Surprisingly (it surprised me!) it doesn't make much difference. Well, if I do an approximate calculation it makes no difference but real life will differ a bit from my approximation. This is how it's done.

The cooling will be approximately described by Newton's law of cooling. This tells us that the rate of heat loss will be:

$$ W \approx kA\Delta T \tag{1} $$

where $\Delta T$ is the temperature difference, i.e. the temperature of the water minus the ambient temperature, $A$ is the surface area of the object and $k$ is some constant that has to be determined experimentally.

Take the case where you keep the boiling and cold water seperate. We'll use $T_h$ and $T_a$ for the temperature of the hot water and the ambient temperatures, and we'll assume the cold water is at ambient temperature. We'll take the mass of the hot water to be $M_h$ and the mass of the cold water to be $M_c$. The rate of heat loss is then simply:

$$ W_1 \approx kA(T_h - T_a) $$

Now suppose we mix the hot and cold water. We'll use $x_h$ to indicate the fraction of hot water i.e. the ratio:

$$ x_h = \frac{M_h}{M_h + M_c} $$

where $M_h$ and $M_c$ are the masses of the hot and cold water. The fraction of cold water $x_c$ is just equal to $1-x_h$. Now, the temperature of the mixture, $T_m$, will be:

$$ T_m = T_hx_h + T_ax_c = T_hx_h + T_a(1 - x_h) $$

The area $A$ changes as well. If you're pouring the water into a roughly cylindrical bottle the area will be proportional to the total mass of the water, so the area of the mixed water will be roughly:

$$ A_m \approx A \frac{M_h + M_c}{M_h} \approx A \frac{1}{x_h} $$

Now we have $T_m$ and $A_m$ we can plug them into equation (1) to get the rate of heat loss for the mixture:

$$\begin{align} W_2 &= k A_m (T_m - T_a) \\ &= k A \frac{1}{x_h} \left( T_hx_h + T_a(1 - x_h) - T_a \right) \\ &= k A \frac{1}{x_h} \left( T_hx_h + T_a - T_ax_h - T_a \right) \\ &= k A \left( T_h - T_a \right) \\ &= W_1 \end{align}$$

and we end up with the surprising result that the two rates of heat loss are the same. This happens because although the hot water cools faster, the mixture has a greater surface area to cool through and the two effects cancel out.

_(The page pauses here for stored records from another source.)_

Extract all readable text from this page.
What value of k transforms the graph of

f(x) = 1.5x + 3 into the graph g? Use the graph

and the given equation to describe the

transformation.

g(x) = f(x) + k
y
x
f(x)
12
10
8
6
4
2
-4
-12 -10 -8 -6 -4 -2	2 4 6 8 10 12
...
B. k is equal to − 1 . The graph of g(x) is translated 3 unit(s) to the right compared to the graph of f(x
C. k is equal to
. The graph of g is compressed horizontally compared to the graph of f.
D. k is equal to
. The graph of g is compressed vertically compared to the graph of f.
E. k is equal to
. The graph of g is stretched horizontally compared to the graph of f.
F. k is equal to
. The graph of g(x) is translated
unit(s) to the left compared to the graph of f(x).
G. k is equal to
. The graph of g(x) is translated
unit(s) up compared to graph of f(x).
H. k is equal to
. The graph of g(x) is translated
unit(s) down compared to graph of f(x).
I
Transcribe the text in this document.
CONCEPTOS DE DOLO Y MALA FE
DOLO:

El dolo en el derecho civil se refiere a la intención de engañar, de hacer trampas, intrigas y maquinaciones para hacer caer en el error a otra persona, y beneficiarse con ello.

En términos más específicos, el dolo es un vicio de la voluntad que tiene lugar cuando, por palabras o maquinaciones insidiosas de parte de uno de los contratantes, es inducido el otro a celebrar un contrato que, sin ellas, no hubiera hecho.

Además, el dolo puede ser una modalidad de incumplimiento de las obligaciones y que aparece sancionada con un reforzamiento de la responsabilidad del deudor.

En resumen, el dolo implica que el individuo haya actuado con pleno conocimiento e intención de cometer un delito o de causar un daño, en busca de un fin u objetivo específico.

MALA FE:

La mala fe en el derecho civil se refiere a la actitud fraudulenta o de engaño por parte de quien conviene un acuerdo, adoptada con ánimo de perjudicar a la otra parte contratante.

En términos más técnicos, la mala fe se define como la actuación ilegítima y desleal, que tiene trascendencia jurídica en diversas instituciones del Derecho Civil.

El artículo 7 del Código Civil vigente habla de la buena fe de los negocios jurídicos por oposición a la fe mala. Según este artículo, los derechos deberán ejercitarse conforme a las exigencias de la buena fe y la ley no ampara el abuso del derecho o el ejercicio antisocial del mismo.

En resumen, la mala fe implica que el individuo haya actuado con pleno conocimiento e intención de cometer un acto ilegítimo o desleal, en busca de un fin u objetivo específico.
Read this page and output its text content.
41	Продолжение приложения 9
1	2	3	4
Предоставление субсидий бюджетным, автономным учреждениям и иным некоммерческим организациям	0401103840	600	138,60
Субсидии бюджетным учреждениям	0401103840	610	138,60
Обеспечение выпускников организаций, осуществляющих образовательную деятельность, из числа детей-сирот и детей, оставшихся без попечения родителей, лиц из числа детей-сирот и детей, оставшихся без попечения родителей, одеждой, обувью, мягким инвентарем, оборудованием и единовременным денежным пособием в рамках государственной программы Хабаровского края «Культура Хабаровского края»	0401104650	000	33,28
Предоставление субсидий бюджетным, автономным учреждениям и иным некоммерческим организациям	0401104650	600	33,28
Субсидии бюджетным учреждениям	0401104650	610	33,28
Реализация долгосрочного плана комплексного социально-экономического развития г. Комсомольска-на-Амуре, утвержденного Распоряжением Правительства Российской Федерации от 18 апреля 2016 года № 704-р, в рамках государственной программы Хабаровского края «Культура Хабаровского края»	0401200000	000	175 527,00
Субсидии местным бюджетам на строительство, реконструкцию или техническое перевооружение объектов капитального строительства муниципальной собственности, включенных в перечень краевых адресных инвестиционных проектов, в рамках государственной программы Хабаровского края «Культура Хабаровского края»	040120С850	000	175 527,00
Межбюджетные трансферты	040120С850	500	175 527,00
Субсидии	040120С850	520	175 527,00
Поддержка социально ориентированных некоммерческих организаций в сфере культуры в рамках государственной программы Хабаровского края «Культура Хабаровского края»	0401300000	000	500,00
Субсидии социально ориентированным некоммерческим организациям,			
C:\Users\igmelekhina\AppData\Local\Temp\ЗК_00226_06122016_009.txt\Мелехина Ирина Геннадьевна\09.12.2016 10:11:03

Now, I did start out by saying this was just an approximation. Newton's law of cooling tends to fail at smaller temperature difference i.e. cold things cool more slowly that it would predict. So my guess is that keeping the water separate would actually cool it faster. However the difference probably won't be that great.

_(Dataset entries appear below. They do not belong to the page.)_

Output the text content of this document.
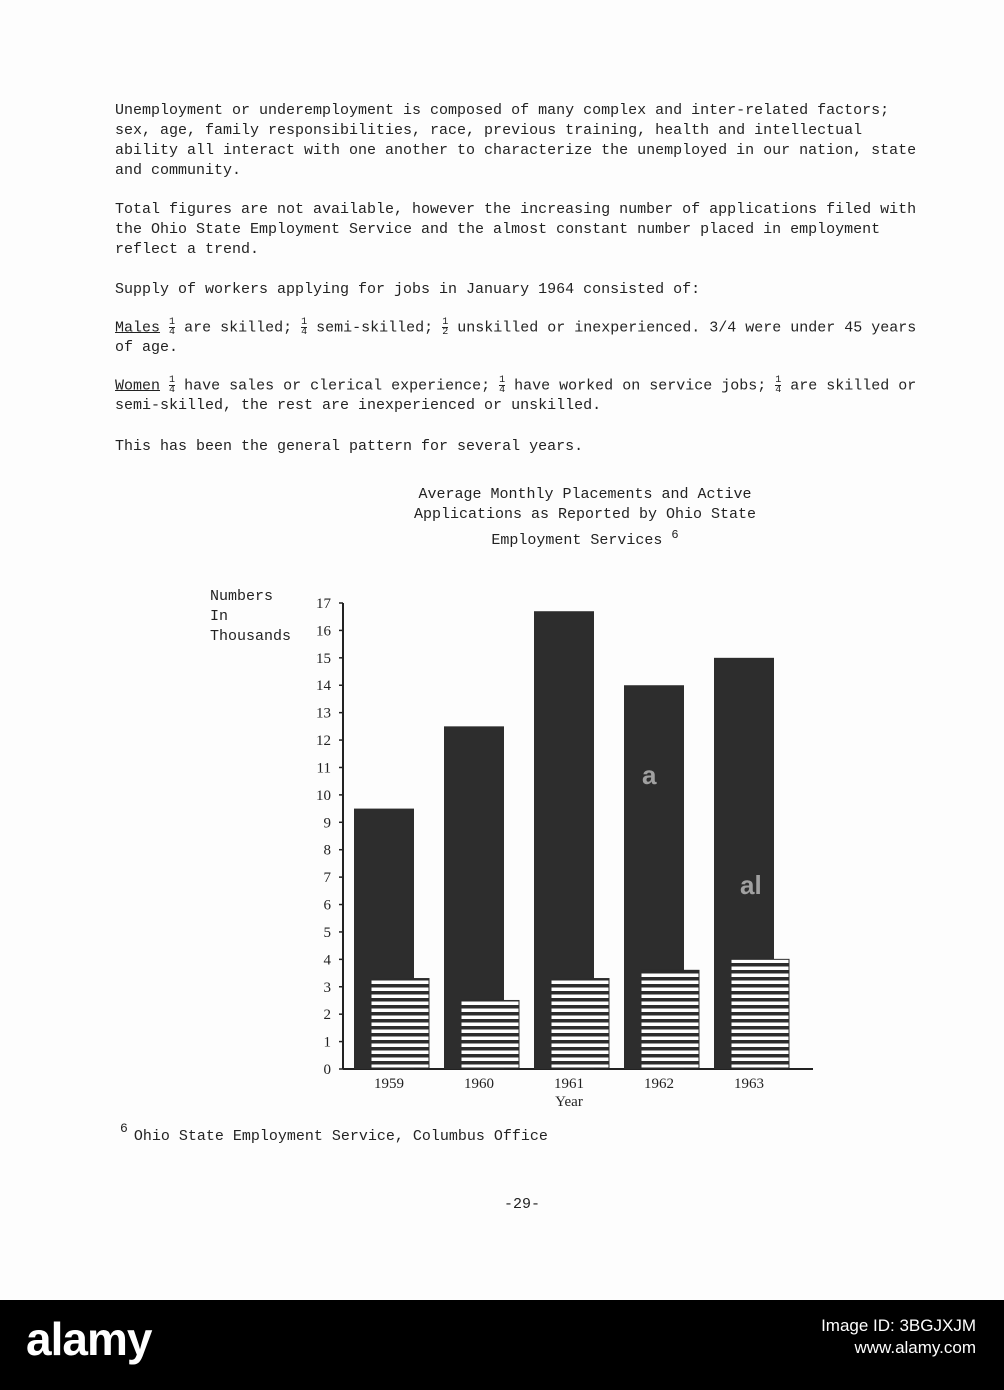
Unemployment or underemployment is composed of many complex and inter-related factors; sex, age, family responsibilities, race, previous training, health and intellectual ability all interact with one another to characterize the unemployed in our nation, state and community.

Total figures are not available, however the increasing number of applications filed with the Ohio State Employment Service and the almost constant number placed in employment reflect a trend.

Supply of workers applying for jobs in January 1964 consisted of:

Males $\frac{1}{4}$ are skilled; $\frac{1}{4}$ semi-skilled; $\frac{1}{2}$ unskilled or inexperienced. 3/4 were under 45 years of age.

Women $\frac{1}{4}$ have sales or clerical experience; $\frac{1}{4}$ have worked on service jobs; $\frac{1}{4}$ are skilled or semi-skilled, the rest are inexperienced or unskilled.

This has been the general pattern for several years.

Average Monthly Placements and Active
Applications as Reported by Ohio State
Employment Services $^6$
Numbers
In
Thousands
0
1
2
3
4
5
6
7
8
9
10
11
12
13
14
15
16
17
1959	1960	1961	1962	1963
Year
6 Ohio State Employment Service, Columbus Office
-29-
a
al
alamy	Image ID: 3BGJXJM
www.alamy.com
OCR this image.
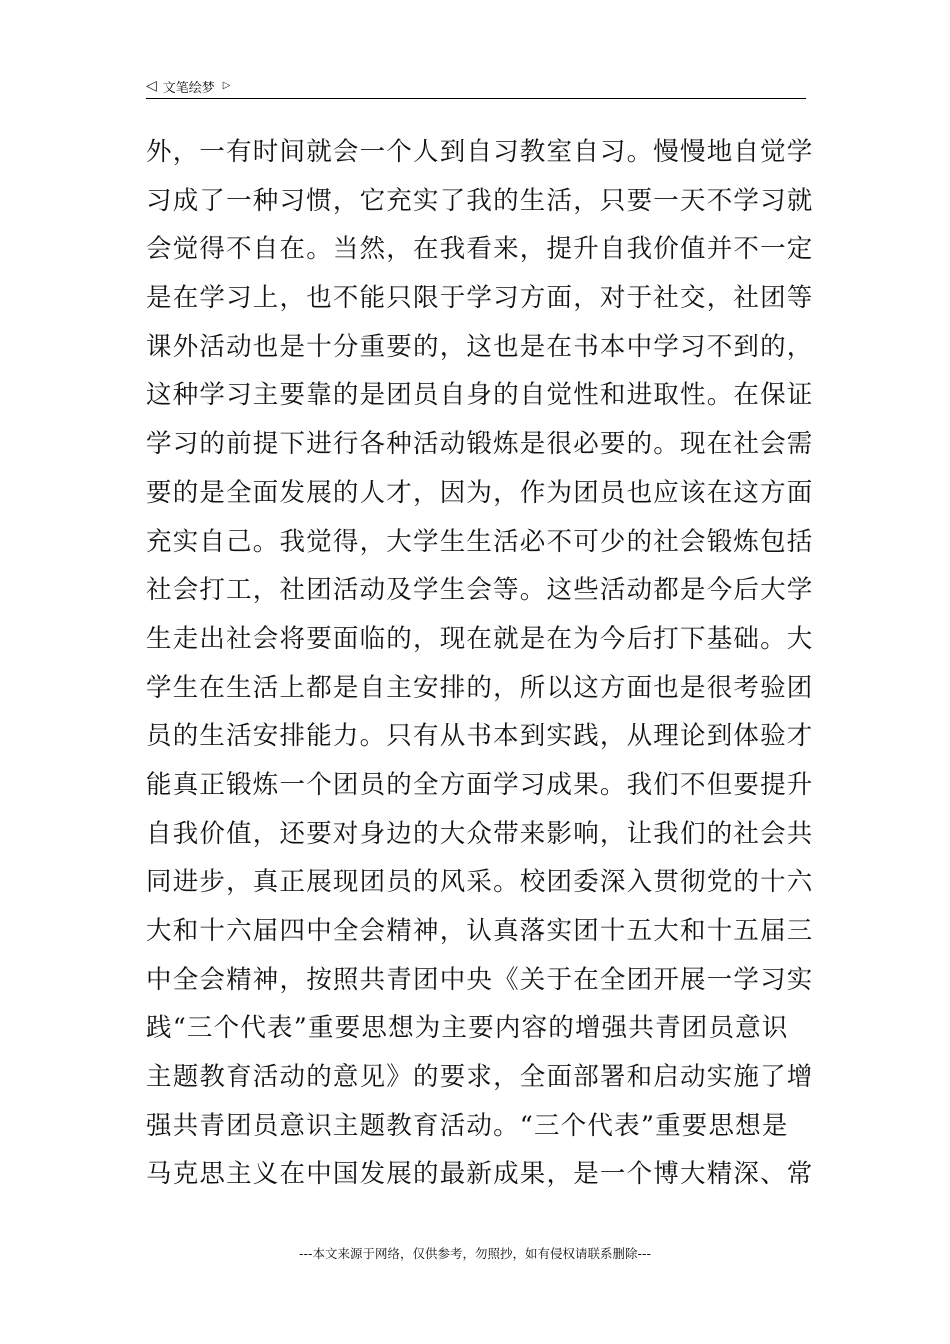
◁ 文笔绘梦 ▷
外，一有时间就会一个人到自习教室自习。慢慢地自觉学
习成了一种习惯，它充实了我的生活，只要一天不学习就
会觉得不自在。当然，在我看来，提升自我价值并不一定
是在学习上，也不能只限于学习方面，对于社交，社团等
课外活动也是十分重要的，这也是在书本中学习不到的，
这种学习主要靠的是团员自身的自觉性和进取性。在保证
学习的前提下进行各种活动锻炼是很必要的。现在社会需
要的是全面发展的人才，因为，作为团员也应该在这方面
充实自己。我觉得，大学生生活必不可少的社会锻炼包括
社会打工，社团活动及学生会等。这些活动都是今后大学
生走出社会将要面临的，现在就是在为今后打下基础。大
学生在生活上都是自主安排的，所以这方面也是很考验团
员的生活安排能力。只有从书本到实践，从理论到体验才
能真正锻炼一个团员的全方面学习成果。我们不但要提升
自我价值，还要对身边的大众带来影响，让我们的社会共
同进步，真正展现团员的风采。校团委深入贯彻党的十六
大和十六届四中全会精神，认真落实团十五大和十五届三
中全会精神，按照共青团中央《关于在全团开展一学习实
践“三个代表”重要思想为主要内容的增强共青团员意识
主题教育活动的意见》的要求，全面部署和启动实施了增
强共青团员意识主题教育活动。“三个代表”重要思想是
马克思主义在中国发展的最新成果，是一个博大精深、常
---本文来源于网络，仅供参考，勿照抄，如有侵权请联系删除---
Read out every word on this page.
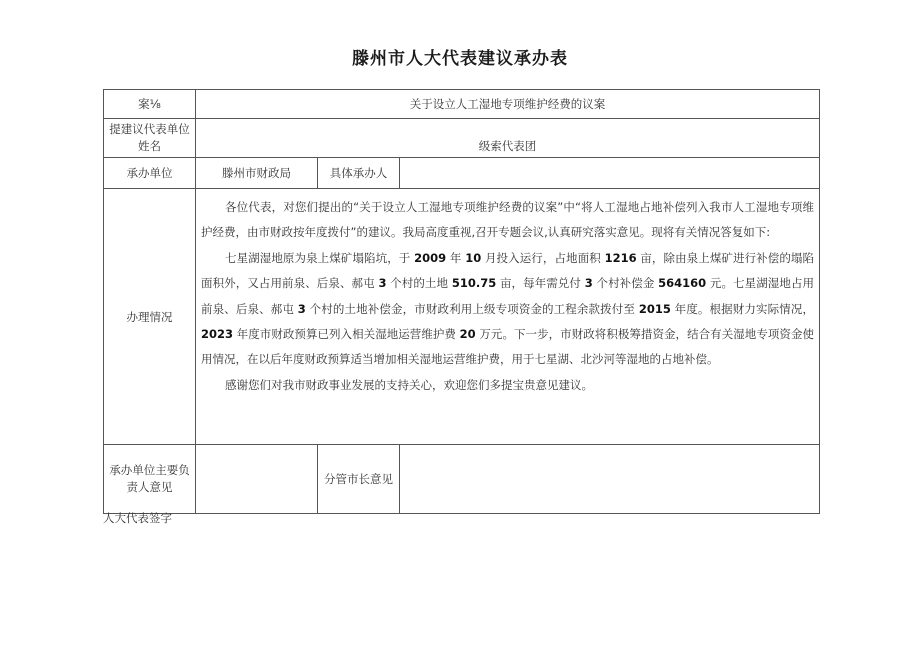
滕州市人大代表建议承办表
案⅛	关于设立人工湿地专项维护经费的议案		

提建议代表单位
姓名	级索代表团		
承办单位	滕州市财政局	具体承办人	
办理情况	各位代表，对您们提出的“关于设立人工湿地专项维护经费的议案”中“将人工湿地占地补偿列入我市人工湿地专项维护经费，由市财政按年度拨付”的建议。我局高度重视,召开专题会议,认真研究落实意见。现将有关情况答复如下:

七星湖湿地原为泉上煤矿塌陷坑，于 2009 年 10 月投入运行，占地面积 1216 亩，除由泉上煤矿进行补偿的塌陷面积外，又占用前泉、后泉、郝屯 3 个村的土地 510.75 亩，每年需兑付 3 个村补偿金 564160 元。七星湖湿地占用前泉、后泉、郝屯 3 个村的土地补偿金，市财政利用上级专项资金的工程余款拨付至 2015 年度。根据财力实际情况，2023 年度市财政预算已列入相关湿地运营维护费 20 万元。下一步，市财政将积极筹措资金，结合有关湿地专项资金使用情况，在以后年度财政预算适当增加相关湿地运营维护费，用于七星湖、北沙河等湿地的占地补偿。

感谢您们对我市财政事业发展的支持关心，欢迎您们多提宝贵意见建议。		

承办单位主要负
责人意见		分管市长意见	
人大代表签字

  • $\begingroup$ There could be a noticeable difference due to more evaporation from the hotter surface. $\endgroup$
    – loreson
    Dec 18, 2016 at 20:37

I'm going to give an answer that is more practical, rather than physics related. In my opinion, it would make sense to make up several bottles of milk with water as hot as you think you need. Then, let them cool off a bit and put them in the refrigerator. When you need them, put them in the microwave oven for 10-20 seconds, depending on the volume, take them out and shake them, and try a drop of warm milk on your wrist. After trying this with just one or two bottles, you'll know exactly how long to reheat them before using them, but remember to ALWAYS test a drop on your wrist before giving it to the baby.

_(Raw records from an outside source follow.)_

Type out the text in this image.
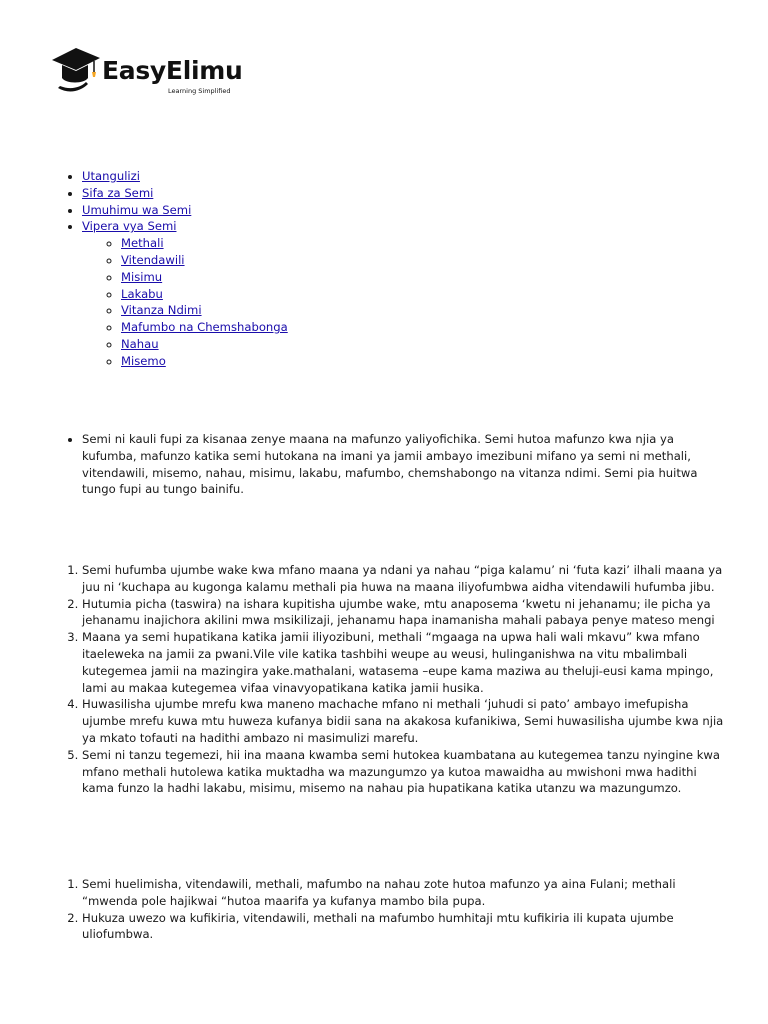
EasyElimu
Learning Simplified
• Utangulizi
• Sifa za Semi
• Umuhimu wa Semi
• Vipera vya Semi
◦ Methali
◦ Vitendawili
◦ Misimu
◦ Lakabu
◦ Vitanza Ndimi
◦ Mafumbo na Chemshabonga
◦ Nahau
◦ Misemo
• Semi ni kauli fupi za kisanaa zenye maana na mafunzo yaliyofichika. Semi hutoa mafunzo kwa njia ya kufumba, mafunzo katika semi hutokana na imani ya jamii ambayo imezibuni mifano ya semi ni methali, vitendawili, misemo, nahau, misimu, lakabu, mafumbo, chemshabongo na vitanza ndimi. Semi pia huitwa tungo fupi au tungo bainifu.
1. Semi hufumba ujumbe wake kwa mfano maana ya ndani ya nahau “piga kalamu’ ni ‘futa kazi’ ilhali maana ya juu ni ‘kuchapa au kugonga kalamu methali pia huwa na maana iliyofumbwa aidha vitendawili hufumba jibu.
2. Hutumia picha (taswira) na ishara kupitisha ujumbe wake, mtu anaposema ‘kwetu ni jehanamu; ile picha ya jehanamu inajichora akilini mwa msikilizaji, jehanamu hapa inamanisha mahali pabaya penye mateso mengi
3. Maana ya semi hupatikana katika jamii iliyozibuni, methali “mgaaga na upwa hali wali mkavu” kwa mfano itaeleweka na jamii za pwani.Vile vile katika tashbihi weupe au weusi, hulinganishwa na vitu mbalimbali kutegemea jamii na mazingira yake.mathalani, watasema –eupe kama maziwa au theluji-eusi kama mpingo, lami au makaa kutegemea vifaa vinavyopatikana katika jamii husika.
4. Huwasilisha ujumbe mrefu kwa maneno machache mfano ni methali ‘juhudi si pato’ ambayo imefupisha ujumbe mrefu kuwa mtu huweza kufanya bidii sana na akakosa kufanikiwa, Semi huwasilisha ujumbe kwa njia ya mkato tofauti na hadithi ambazo ni masimulizi marefu.
5. Semi ni tanzu tegemezi, hii ina maana kwamba semi hutokea kuambatana au kutegemea tanzu nyingine kwa mfano methali hutolewa katika muktadha wa mazungumzo ya kutoa mawaidha au mwishoni mwa hadithi kama funzo la hadhi lakabu, misimu, misemo na nahau pia hupatikana katika utanzu wa mazungumzo.
1. Semi huelimisha, vitendawili, methali, mafumbo na nahau zote hutoa mafunzo ya aina Fulani; methali “mwenda pole hajikwai “hutoa maarifa ya kufanya mambo bila pupa.
2. Hukuza uwezo wa kufikiria, vitendawili, methali na mafumbo humhitaji mtu kufikiria ili kupata ujumbe uliofumbwa.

I've dealt with newborns too, and the sleep deprivation that is involved makes parents a bit "punchy" after several days. Strictly following a procedure is a very good idea, because of the consequences of getting things wrong. For my final disclaimer - all of the nice physics equations in the world will not come close to alleviating the guilt involved if you scald your infant son or daughter because you made a physics omission or miscalculation!